- Wealth PMS (50L+)
Some great links I’ve found on twitter:
Hussman funds on Estimating the Risks of a Market Crash. They calculate the probability of a crash based on the structure of immediate past data, and the recent data on the S&P indicates that the probabiity of a 25% crash is soaring.
(My note: A probability of 99% still means it might not happen. But when you combine it with the general bullishness of commentators, it seems like a crash will come when it’s least expected.)
A One-hour video by John Bollinger on Bolllinger Bands, Band Widths and so on.
29 Dumb Things Financial People Say. I’m guilty of some of these as well! However I’m with them on things like “This is a cyclical bull market in a secular bear”, or “Earnings were positive before one-time charges” or even “Earnings Missed Estimates”. Earnings estimates are a complete load of bull and no one, including the companies that issue guidance, gets them right.

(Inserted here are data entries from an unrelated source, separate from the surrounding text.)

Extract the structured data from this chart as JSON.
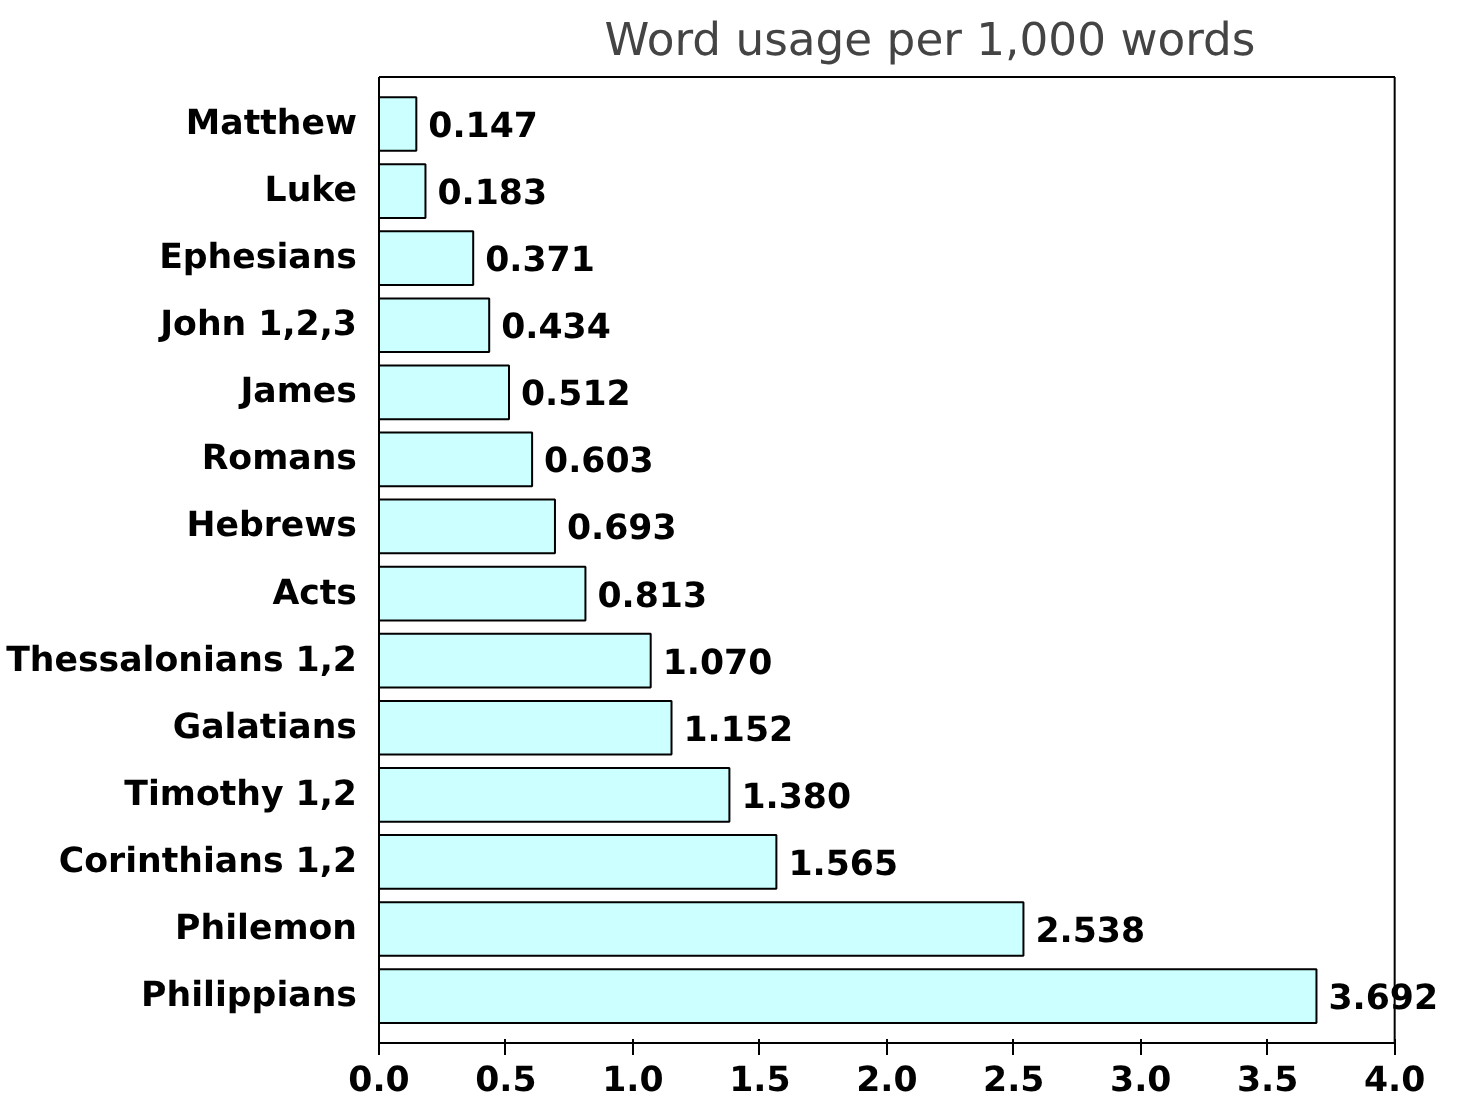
{
  "chart_data": {
    "type": "bar",
    "orientation": "horizontal",
    "title": "Word usage per 1,000 words",
    "categories": [
      "Matthew",
      "Luke",
      "Ephesians",
      "John 1,2,3",
      "James",
      "Romans",
      "Hebrews",
      "Acts",
      "Thessalonians 1,2",
      "Galatians",
      "Timothy 1,2",
      "Corinthians 1,2",
      "Philemon",
      "Philippians"
    ],
    "values": [
      0.147,
      0.183,
      0.371,
      0.434,
      0.512,
      0.603,
      0.693,
      0.813,
      1.07,
      1.152,
      1.38,
      1.565,
      2.538,
      3.692
    ],
    "value_labels": [
      "0.147",
      "0.183",
      "0.371",
      "0.434",
      "0.512",
      "0.603",
      "0.693",
      "0.813",
      "1.070",
      "1.152",
      "1.380",
      "1.565",
      "2.538",
      "3.692"
    ],
    "color": "#ccffff",
    "xlim": [
      0,
      4
    ],
    "xticks": [
      {
        "value": 0,
        "label": "0.0"
      },
      {
        "value": 0.5,
        "label": "0.5"
      },
      {
        "value": 1,
        "label": "1.0"
      },
      {
        "value": 1.5,
        "label": "1.5"
      },
      {
        "value": 2,
        "label": "2.0"
      },
      {
        "value": 2.5,
        "label": "2.5"
      },
      {
        "value": 3,
        "label": "3.0"
      },
      {
        "value": 3.5,
        "label": "3.5"
      },
      {
        "value": 4,
        "label": "4.0"
      }
    ],
    "grid": false
  }
}
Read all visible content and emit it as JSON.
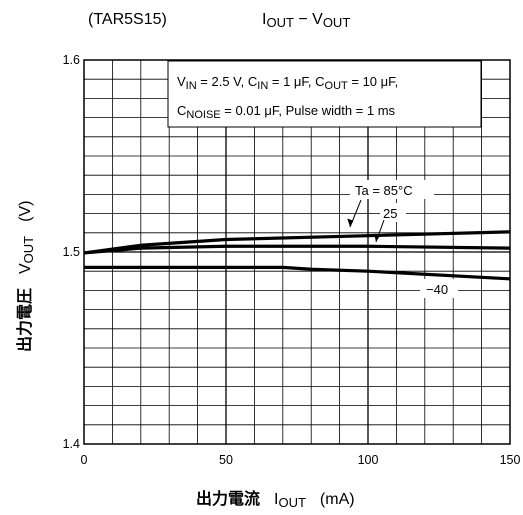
{
  "header": {
    "device": "(TAR5S15)",
    "title_main": "I",
    "title_sub": "OUT",
    "title_dash": " − V",
    "title_sub2": "OUT"
  },
  "conditions": {
    "line1": [
      {
        "t": "V",
        "sub": false
      },
      {
        "t": "IN",
        "sub": true
      },
      {
        "t": " = 2.5 V, C",
        "sub": false
      },
      {
        "t": "IN",
        "sub": true
      },
      {
        "t": " = 1 μF, C",
        "sub": false
      },
      {
        "t": "OUT",
        "sub": true
      },
      {
        "t": " = 10 μF,",
        "sub": false
      }
    ],
    "line2": [
      {
        "t": "C",
        "sub": false
      },
      {
        "t": "NOISE",
        "sub": true
      },
      {
        "t": " = 0.01 μF, Pulse width = 1 ms",
        "sub": false
      }
    ]
  },
  "annotations": {
    "ta85": "Ta = 85°C",
    "t25": "25",
    "tm40": "−40"
  },
  "axes": {
    "xlabel_jp": "出力電流",
    "xlabel_sym": "I",
    "xlabel_sub": "OUT",
    "xlabel_unit": "(mA)",
    "ylabel_jp": "出力電圧",
    "ylabel_sym": "V",
    "ylabel_sub": "OUT",
    "ylabel_unit": "(V)"
  },
  "chart_data": {
    "type": "line",
    "title": "IOUT − VOUT",
    "xlabel": "出力電流 IOUT (mA)",
    "ylabel": "出力電圧 VOUT (V)",
    "xlim": [
      0,
      150
    ],
    "ylim": [
      1.4,
      1.6
    ],
    "x_ticks": [
      0,
      50,
      100,
      150
    ],
    "y_ticks": [
      1.4,
      1.5,
      1.6
    ],
    "x_tick_labels": [
      "0",
      "50",
      "100",
      "150"
    ],
    "y_tick_labels": [
      "1.4",
      "1.5",
      "1.6"
    ],
    "grid": true,
    "x_minor_step": 10,
    "y_minor_step": 0.01,
    "series": [
      {
        "name": "Ta = 85°C",
        "x": [
          0,
          20,
          50,
          100,
          150
        ],
        "y": [
          1.4995,
          1.5035,
          1.5065,
          1.5085,
          1.5105
        ]
      },
      {
        "name": "25",
        "x": [
          0,
          20,
          50,
          100,
          150
        ],
        "y": [
          1.4995,
          1.502,
          1.503,
          1.503,
          1.502
        ]
      },
      {
        "name": "−40",
        "x": [
          0,
          70,
          80,
          100,
          150
        ],
        "y": [
          1.492,
          1.492,
          1.491,
          1.49,
          1.486
        ]
      }
    ]
  }
}
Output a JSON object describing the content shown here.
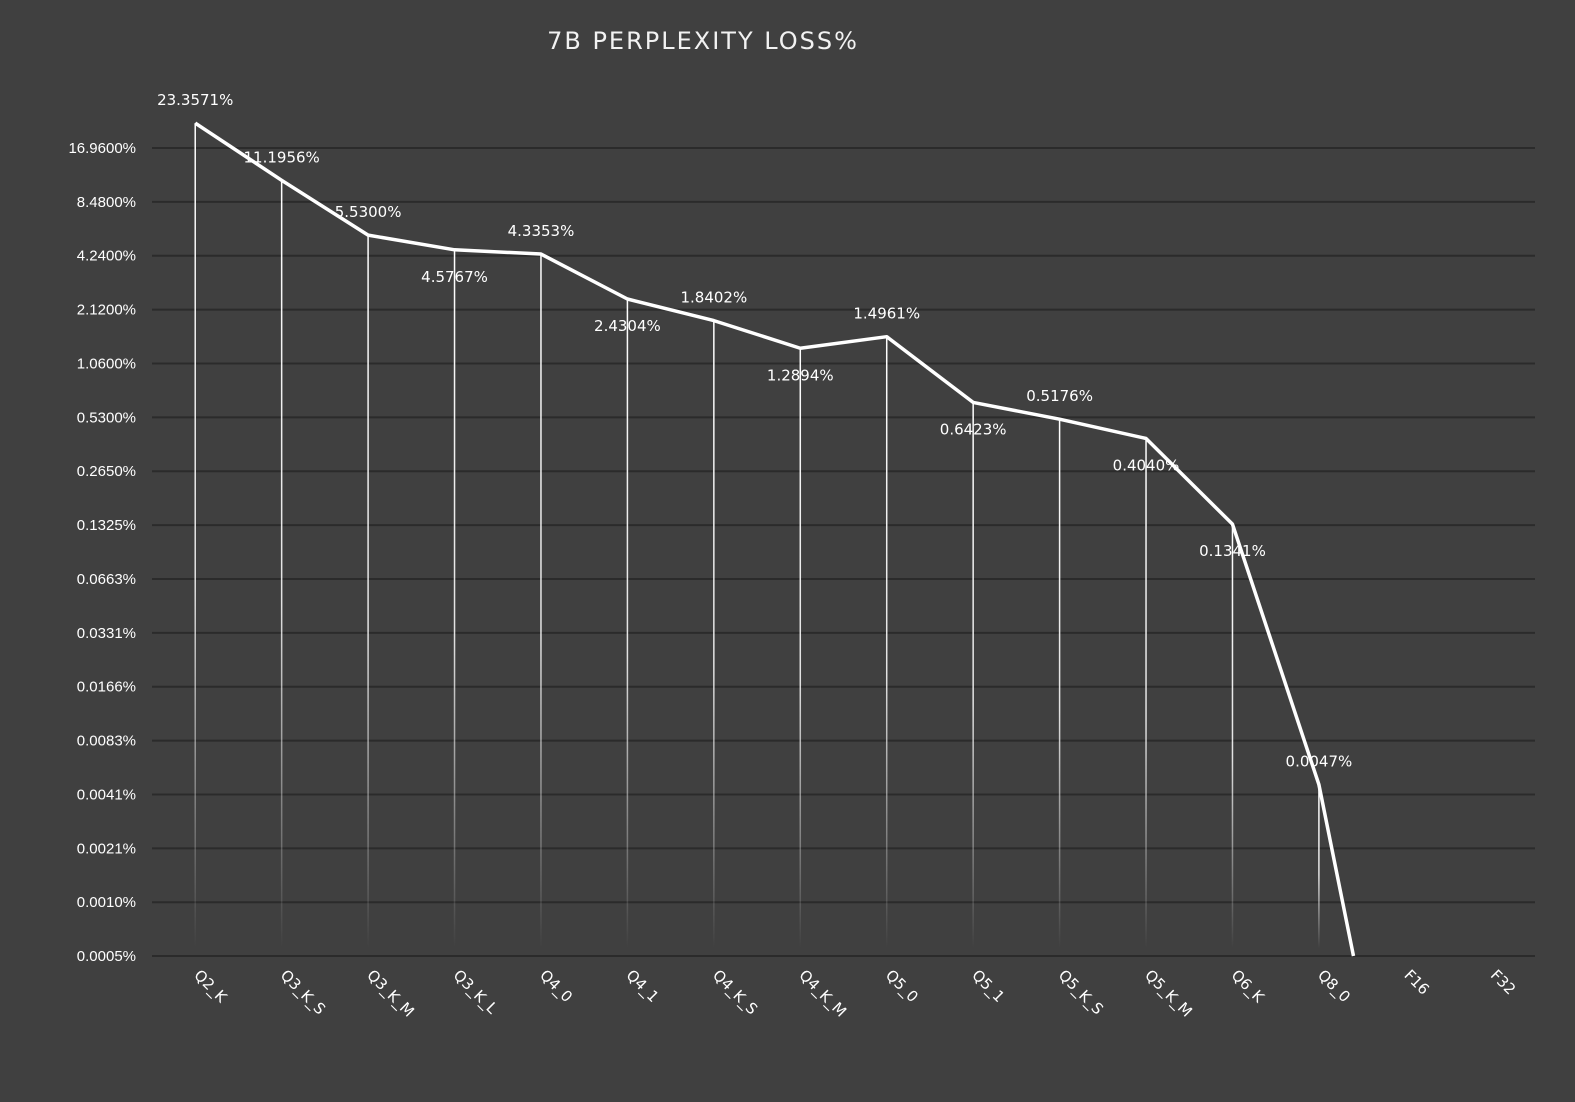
{
  "chart_data": {
    "type": "line",
    "title": "7B PERPLEXITY LOSS%",
    "xlabel": "",
    "ylabel": "",
    "yscale": "log2",
    "grid": true,
    "drop_lines": true,
    "y_ticks": [
      "0.0005%",
      "0.0010%",
      "0.0021%",
      "0.0041%",
      "0.0083%",
      "0.0166%",
      "0.0331%",
      "0.0663%",
      "0.1325%",
      "0.2650%",
      "0.5300%",
      "1.0600%",
      "2.1200%",
      "4.2400%",
      "8.4800%",
      "16.9600%"
    ],
    "y_tick_values": [
      0.000518,
      0.001035,
      0.00207,
      0.00414,
      0.00828,
      0.016563,
      0.033125,
      0.06625,
      0.1325,
      0.265,
      0.53,
      1.06,
      2.12,
      4.24,
      8.48,
      16.96
    ],
    "categories": [
      "Q2_K",
      "Q3_K_S",
      "Q3_K_M",
      "Q3_K_L",
      "Q4_0",
      "Q4_1",
      "Q4_K_S",
      "Q4_K_M",
      "Q5_0",
      "Q5_1",
      "Q5_K_S",
      "Q5_K_M",
      "Q6_K",
      "Q8_0",
      "F16",
      "F32"
    ],
    "series": [
      {
        "name": "7B Perplexity Loss%",
        "color": "#ffffff",
        "values": [
          23.3571,
          11.1956,
          5.53,
          4.5767,
          4.3353,
          2.4304,
          1.8402,
          1.2894,
          1.4961,
          0.6423,
          0.5176,
          0.404,
          0.1341,
          0.0047,
          0,
          0
        ],
        "labels": [
          "23.3571%",
          "11.1956%",
          "5.5300%",
          "4.5767%",
          "4.3353%",
          "2.4304%",
          "1.8402%",
          "1.2894%",
          "1.4961%",
          "0.6423%",
          "0.5176%",
          "0.4040%",
          "0.1341%",
          "0.0047%",
          "",
          ""
        ],
        "label_position": [
          "above",
          "above",
          "above",
          "below",
          "above",
          "below",
          "above",
          "below",
          "above",
          "below",
          "above",
          "below",
          "below",
          "above",
          "",
          ""
        ]
      }
    ]
  }
}
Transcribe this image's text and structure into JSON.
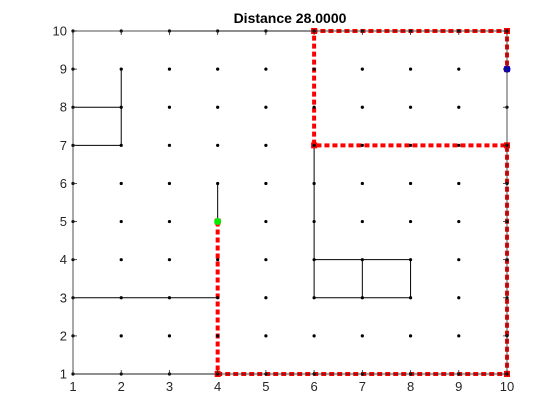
{
  "chart_data": {
    "type": "line",
    "title": "Distance 28.0000",
    "xlabel": "",
    "ylabel": "",
    "xlim": [
      1,
      10
    ],
    "ylim": [
      1,
      10
    ],
    "grid": false,
    "x_ticks": [
      "1",
      "2",
      "3",
      "4",
      "5",
      "6",
      "7",
      "8",
      "9",
      "10"
    ],
    "y_ticks": [
      "1",
      "2",
      "3",
      "4",
      "5",
      "6",
      "7",
      "8",
      "9",
      "10"
    ],
    "colors": {
      "path": "#ff0000",
      "edges": "#000000",
      "nodes": "#000000",
      "start": "#00ee00",
      "end": "#0000cc"
    },
    "start_point": [
      4,
      5
    ],
    "end_point": [
      10,
      9
    ],
    "edges": [
      [
        [
          3,
          10
        ],
        [
          6,
          10
        ]
      ],
      [
        [
          2,
          9
        ],
        [
          2,
          7
        ]
      ],
      [
        [
          1,
          8
        ],
        [
          2,
          8
        ]
      ],
      [
        [
          1,
          7
        ],
        [
          2,
          7
        ]
      ],
      [
        [
          1,
          3
        ],
        [
          4,
          3
        ]
      ],
      [
        [
          1,
          1
        ],
        [
          4,
          1
        ]
      ],
      [
        [
          4,
          6
        ],
        [
          4,
          5
        ]
      ],
      [
        [
          6,
          7
        ],
        [
          6,
          3
        ]
      ],
      [
        [
          6,
          4
        ],
        [
          8,
          4
        ]
      ],
      [
        [
          6,
          3
        ],
        [
          8,
          3
        ]
      ],
      [
        [
          7,
          4
        ],
        [
          7,
          3
        ]
      ],
      [
        [
          8,
          4
        ],
        [
          8,
          3
        ]
      ]
    ],
    "path": [
      [
        4,
        5
      ],
      [
        4,
        1
      ],
      [
        10,
        1
      ],
      [
        10,
        7
      ],
      [
        6,
        7
      ],
      [
        6,
        10
      ],
      [
        10,
        10
      ],
      [
        10,
        9
      ]
    ]
  }
}
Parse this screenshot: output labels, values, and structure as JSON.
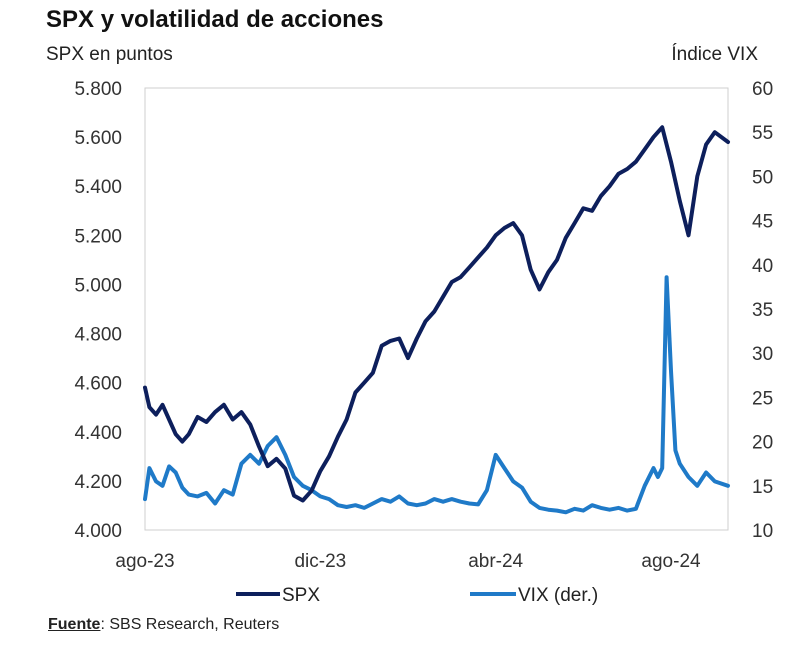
{
  "chart_data": {
    "type": "line",
    "title": "SPX y volatilidad de acciones",
    "ylabel_left": "SPX en puntos",
    "ylabel_right": "Índice VIX",
    "ylim_left": [
      4000,
      5800
    ],
    "ylim_right": [
      10,
      60
    ],
    "left_ticks": [
      "5.800",
      "5.600",
      "5.400",
      "5.200",
      "5.000",
      "4.800",
      "4.600",
      "4.400",
      "4.200",
      "4.000"
    ],
    "left_tick_values": [
      5800,
      5600,
      5400,
      5200,
      5000,
      4800,
      4600,
      4400,
      4200,
      4000
    ],
    "right_ticks": [
      "60",
      "55",
      "50",
      "45",
      "40",
      "35",
      "30",
      "25",
      "20",
      "15",
      "10"
    ],
    "right_tick_values": [
      60,
      55,
      50,
      45,
      40,
      35,
      30,
      25,
      20,
      15,
      10
    ],
    "x_ticks": [
      "ago-23",
      "dic-23",
      "abr-24",
      "ago-24"
    ],
    "x_tick_positions": [
      0,
      4,
      8,
      12
    ],
    "x_range": [
      0,
      13.3
    ],
    "series": [
      {
        "name": "SPX",
        "axis": "left",
        "color": "#0d1f5c",
        "x": [
          0,
          0.1,
          0.25,
          0.4,
          0.55,
          0.7,
          0.85,
          1.0,
          1.2,
          1.4,
          1.6,
          1.8,
          2.0,
          2.2,
          2.4,
          2.6,
          2.8,
          3.0,
          3.2,
          3.4,
          3.6,
          3.8,
          4.0,
          4.2,
          4.4,
          4.6,
          4.8,
          5.0,
          5.2,
          5.4,
          5.6,
          5.8,
          6.0,
          6.2,
          6.4,
          6.6,
          6.8,
          7.0,
          7.2,
          7.4,
          7.6,
          7.8,
          8.0,
          8.2,
          8.4,
          8.6,
          8.8,
          9.0,
          9.2,
          9.4,
          9.6,
          9.8,
          10.0,
          10.2,
          10.4,
          10.6,
          10.8,
          11.0,
          11.2,
          11.4,
          11.6,
          11.8,
          12.0,
          12.2,
          12.4,
          12.6,
          12.8,
          13.0,
          13.3
        ],
        "values": [
          4580,
          4500,
          4470,
          4510,
          4450,
          4390,
          4360,
          4390,
          4460,
          4440,
          4480,
          4510,
          4450,
          4480,
          4430,
          4340,
          4260,
          4290,
          4250,
          4140,
          4120,
          4160,
          4240,
          4300,
          4380,
          4450,
          4560,
          4600,
          4640,
          4750,
          4770,
          4780,
          4700,
          4780,
          4850,
          4890,
          4950,
          5010,
          5030,
          5070,
          5110,
          5150,
          5200,
          5230,
          5250,
          5200,
          5060,
          4980,
          5050,
          5100,
          5190,
          5250,
          5310,
          5300,
          5360,
          5400,
          5450,
          5470,
          5500,
          5550,
          5600,
          5640,
          5500,
          5340,
          5200,
          5440,
          5570,
          5620,
          5580
        ]
      },
      {
        "name": "VIX (der.)",
        "axis": "right",
        "color": "#1f7ac8",
        "x": [
          0,
          0.1,
          0.25,
          0.4,
          0.55,
          0.7,
          0.85,
          1.0,
          1.2,
          1.4,
          1.6,
          1.8,
          2.0,
          2.2,
          2.4,
          2.6,
          2.8,
          3.0,
          3.2,
          3.4,
          3.6,
          3.8,
          4.0,
          4.2,
          4.4,
          4.6,
          4.8,
          5.0,
          5.2,
          5.4,
          5.6,
          5.8,
          6.0,
          6.2,
          6.4,
          6.6,
          6.8,
          7.0,
          7.2,
          7.4,
          7.6,
          7.8,
          8.0,
          8.2,
          8.4,
          8.6,
          8.8,
          9.0,
          9.2,
          9.4,
          9.6,
          9.8,
          10.0,
          10.2,
          10.4,
          10.6,
          10.8,
          11.0,
          11.2,
          11.4,
          11.6,
          11.7,
          11.8,
          11.9,
          12.0,
          12.1,
          12.2,
          12.4,
          12.6,
          12.8,
          13.0,
          13.3
        ],
        "values": [
          13.5,
          17.0,
          15.5,
          15.0,
          17.2,
          16.5,
          14.8,
          14.0,
          13.8,
          14.2,
          13.0,
          14.5,
          14.0,
          17.5,
          18.5,
          17.5,
          19.5,
          20.5,
          18.5,
          16.0,
          15.0,
          14.5,
          13.8,
          13.5,
          12.8,
          12.6,
          12.8,
          12.5,
          13.0,
          13.5,
          13.2,
          13.8,
          13.0,
          12.8,
          13.0,
          13.5,
          13.2,
          13.5,
          13.2,
          13.0,
          12.9,
          14.5,
          18.5,
          17.0,
          15.5,
          14.8,
          13.2,
          12.5,
          12.3,
          12.2,
          12.0,
          12.4,
          12.2,
          12.8,
          12.5,
          12.3,
          12.5,
          12.2,
          12.4,
          15.0,
          17.0,
          16.0,
          17.0,
          38.6,
          28.0,
          19.0,
          17.5,
          16.0,
          15.0,
          16.5,
          15.5,
          15.0
        ]
      }
    ],
    "legend": [
      {
        "label": "SPX",
        "color": "#0d1f5c"
      },
      {
        "label": "VIX (der.)",
        "color": "#1f7ac8"
      }
    ],
    "legend_position": "bottom-center"
  },
  "source": {
    "label": "Fuente",
    "text": ": SBS Research, Reuters"
  }
}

Dave Barry’s Review of the Year 2013. Not only financial of course.
Banks don’t really push RBI’s CPI inflation linked bonds, says ET.
Brett Steenbarger on “Why do you trade?” About how traders that view only money as a motivation tend to slump or freeze when they go through a losing streak, and the need for a larger goal. Trading is a profession, and if you don’t derive satisfaction from the job itself – call it a thrill, or call it the joy of doing what you love – you will not tend to succeed. Money, though, is an important motivator, IMHO.
The Mandi Grip on food prices (Business Standard), and how they stiff both retail buyers and farmers. But don’t blame the middlemen – blame the laws that give them leeway. Disband the APMCs, disallow strong arming by the middlemen (put them in jail if they use force) and allow farmers to sell to whoever they choose.